Failure to meet the requirements of the Internal Revenue Code may cause the deduction to be disallowed. The landowner should have all documents reviewed by his/her/their legal advisors and tax advisors before signing to ensure that their interests are fully protected.
(Adopted by GLT Board, February 17, 2018)
It is impractical and often counter-productive for detailed minutes to be taken at every committee meeting. However, the following policies shall apply to all committee meetings:
(A) A committee member shall give advance notice of the committee meeting, generally by email.
(B) A committee member shall write a brief summary of the meeting, which shall be appended to the minutes of the next board meeting.
(C) Any trustee or advisory board member can attend any committee meeting.
(Adopted by GLT Board, February 17, 2018)
At the beginning of each year the chair shall prepare a calendar of the known deadlines and time lines for the coming year, particularly any activity necessitated by the monitoring requirements and schedule. The calendar should note important dates beyond the coming year in order to provide advance notice of complex or time consuming tasks. The calendar should be appended to the minutes of the year’s first board meeting.
(Adopted by GLT Board, February 17, 2018; related LTA Standards 1B(2) and (3)
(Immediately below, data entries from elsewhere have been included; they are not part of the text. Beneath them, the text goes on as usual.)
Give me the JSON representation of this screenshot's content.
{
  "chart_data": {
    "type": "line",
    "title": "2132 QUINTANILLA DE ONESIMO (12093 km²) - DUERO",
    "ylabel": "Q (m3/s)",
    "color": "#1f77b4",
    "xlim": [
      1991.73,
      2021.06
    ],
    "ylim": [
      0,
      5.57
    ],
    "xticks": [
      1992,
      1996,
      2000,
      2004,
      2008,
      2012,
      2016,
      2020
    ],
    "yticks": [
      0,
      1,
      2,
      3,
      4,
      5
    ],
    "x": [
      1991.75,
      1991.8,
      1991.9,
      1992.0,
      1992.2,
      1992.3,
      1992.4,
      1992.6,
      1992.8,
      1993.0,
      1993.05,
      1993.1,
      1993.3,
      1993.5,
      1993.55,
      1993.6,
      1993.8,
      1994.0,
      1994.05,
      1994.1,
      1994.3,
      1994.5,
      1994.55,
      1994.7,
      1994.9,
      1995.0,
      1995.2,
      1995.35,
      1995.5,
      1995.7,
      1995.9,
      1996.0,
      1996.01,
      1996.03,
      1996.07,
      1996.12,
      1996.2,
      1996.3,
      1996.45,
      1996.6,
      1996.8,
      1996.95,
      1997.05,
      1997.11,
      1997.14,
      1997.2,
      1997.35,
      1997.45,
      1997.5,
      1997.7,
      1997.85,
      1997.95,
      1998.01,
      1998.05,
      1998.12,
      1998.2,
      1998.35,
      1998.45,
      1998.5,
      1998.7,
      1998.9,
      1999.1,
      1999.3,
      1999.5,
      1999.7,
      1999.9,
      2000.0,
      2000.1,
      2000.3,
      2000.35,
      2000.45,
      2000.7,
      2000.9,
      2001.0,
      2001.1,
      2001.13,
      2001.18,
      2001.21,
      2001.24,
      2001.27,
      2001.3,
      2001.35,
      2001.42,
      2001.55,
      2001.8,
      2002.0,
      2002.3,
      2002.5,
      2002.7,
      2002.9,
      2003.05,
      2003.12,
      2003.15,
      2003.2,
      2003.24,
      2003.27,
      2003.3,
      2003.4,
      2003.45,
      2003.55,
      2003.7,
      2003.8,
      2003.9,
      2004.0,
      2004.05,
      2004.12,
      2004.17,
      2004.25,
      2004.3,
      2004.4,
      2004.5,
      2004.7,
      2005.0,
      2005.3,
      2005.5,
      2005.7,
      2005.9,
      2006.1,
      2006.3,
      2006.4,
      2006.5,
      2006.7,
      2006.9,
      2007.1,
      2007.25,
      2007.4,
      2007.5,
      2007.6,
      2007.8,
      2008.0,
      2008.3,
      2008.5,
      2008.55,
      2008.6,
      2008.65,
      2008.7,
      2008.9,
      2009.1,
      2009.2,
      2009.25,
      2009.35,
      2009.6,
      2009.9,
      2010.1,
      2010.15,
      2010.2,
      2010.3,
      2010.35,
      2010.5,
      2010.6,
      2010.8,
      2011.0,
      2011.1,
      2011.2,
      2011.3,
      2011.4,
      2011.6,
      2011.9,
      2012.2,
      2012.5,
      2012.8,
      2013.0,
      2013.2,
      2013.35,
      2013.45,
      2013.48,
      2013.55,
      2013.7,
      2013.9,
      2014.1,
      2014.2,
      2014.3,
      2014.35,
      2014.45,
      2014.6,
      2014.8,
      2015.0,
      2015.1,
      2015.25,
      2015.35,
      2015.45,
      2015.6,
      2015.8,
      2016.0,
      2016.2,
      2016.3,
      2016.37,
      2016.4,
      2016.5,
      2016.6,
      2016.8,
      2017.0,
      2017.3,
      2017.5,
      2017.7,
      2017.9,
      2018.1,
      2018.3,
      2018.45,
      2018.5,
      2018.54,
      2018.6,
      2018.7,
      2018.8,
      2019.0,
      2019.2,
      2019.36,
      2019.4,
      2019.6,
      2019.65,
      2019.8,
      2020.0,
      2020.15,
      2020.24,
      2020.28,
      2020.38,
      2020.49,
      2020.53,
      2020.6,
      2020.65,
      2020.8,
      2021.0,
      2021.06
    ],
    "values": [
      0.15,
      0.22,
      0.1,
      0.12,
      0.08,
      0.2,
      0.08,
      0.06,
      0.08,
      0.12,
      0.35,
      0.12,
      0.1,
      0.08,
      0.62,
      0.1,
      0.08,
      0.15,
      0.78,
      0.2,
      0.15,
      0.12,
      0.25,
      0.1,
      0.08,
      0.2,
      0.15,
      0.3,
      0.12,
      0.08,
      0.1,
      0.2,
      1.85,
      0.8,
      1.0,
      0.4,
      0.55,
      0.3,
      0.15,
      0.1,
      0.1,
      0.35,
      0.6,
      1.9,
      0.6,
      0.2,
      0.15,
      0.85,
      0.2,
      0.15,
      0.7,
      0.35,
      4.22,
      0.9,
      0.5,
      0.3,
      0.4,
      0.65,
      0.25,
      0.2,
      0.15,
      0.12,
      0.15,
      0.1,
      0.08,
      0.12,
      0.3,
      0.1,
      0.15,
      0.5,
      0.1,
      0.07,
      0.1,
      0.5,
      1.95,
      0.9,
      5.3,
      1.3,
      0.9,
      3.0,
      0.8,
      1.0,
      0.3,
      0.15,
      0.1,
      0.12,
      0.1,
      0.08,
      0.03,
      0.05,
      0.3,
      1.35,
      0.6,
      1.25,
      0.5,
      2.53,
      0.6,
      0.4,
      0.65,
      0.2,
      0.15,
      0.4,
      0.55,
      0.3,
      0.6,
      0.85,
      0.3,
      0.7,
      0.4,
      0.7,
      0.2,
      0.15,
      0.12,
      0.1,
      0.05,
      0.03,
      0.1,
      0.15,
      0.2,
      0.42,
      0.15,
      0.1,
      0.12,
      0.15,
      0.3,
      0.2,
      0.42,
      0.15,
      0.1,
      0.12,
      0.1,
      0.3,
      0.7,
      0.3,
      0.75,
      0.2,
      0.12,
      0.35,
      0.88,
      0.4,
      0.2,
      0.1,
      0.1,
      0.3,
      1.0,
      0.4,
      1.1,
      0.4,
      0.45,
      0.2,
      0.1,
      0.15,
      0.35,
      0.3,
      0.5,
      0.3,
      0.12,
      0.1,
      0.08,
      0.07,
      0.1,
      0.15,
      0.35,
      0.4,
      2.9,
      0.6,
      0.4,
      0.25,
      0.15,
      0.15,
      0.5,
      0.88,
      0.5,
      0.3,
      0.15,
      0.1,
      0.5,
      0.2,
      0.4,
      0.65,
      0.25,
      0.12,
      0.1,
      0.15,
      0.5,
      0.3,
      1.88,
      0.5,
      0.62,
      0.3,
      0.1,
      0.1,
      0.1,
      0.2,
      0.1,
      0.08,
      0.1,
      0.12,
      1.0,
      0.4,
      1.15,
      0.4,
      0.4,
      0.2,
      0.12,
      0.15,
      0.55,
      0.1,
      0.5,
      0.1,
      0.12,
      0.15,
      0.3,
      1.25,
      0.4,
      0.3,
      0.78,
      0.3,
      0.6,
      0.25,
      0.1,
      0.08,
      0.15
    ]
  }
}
The GLT shall adopt a strategic plan every five years. At least one board meeting a year should devote time to monitoring and evaluating progress on implementing the plan.
(Adopted by the GLT Board, February 17, 2018; related LTA Standard 2B(3)
All GLT Bylaws and Policies should be carefully and thoroughly reviewed every five years.
(Adopted by the GLT Board September 16, 2017. Readopted February 17, 2018.)
A permanent technology committee shall be formed which will be charged with the following responsibilities:
A. Implementing and monitoring a long term protocol for electronically saving and storing GLT records and documents.
B. Developing a method for cataloguing and indexing those records so they are easily accessible for future board members
C. Developing an electronic repository for making important documents available to board members.
D. Maintaining and updating the GLT website as needed.
E. Issuing an annual report which outlines the specifics of the GLT’s electronic protocols.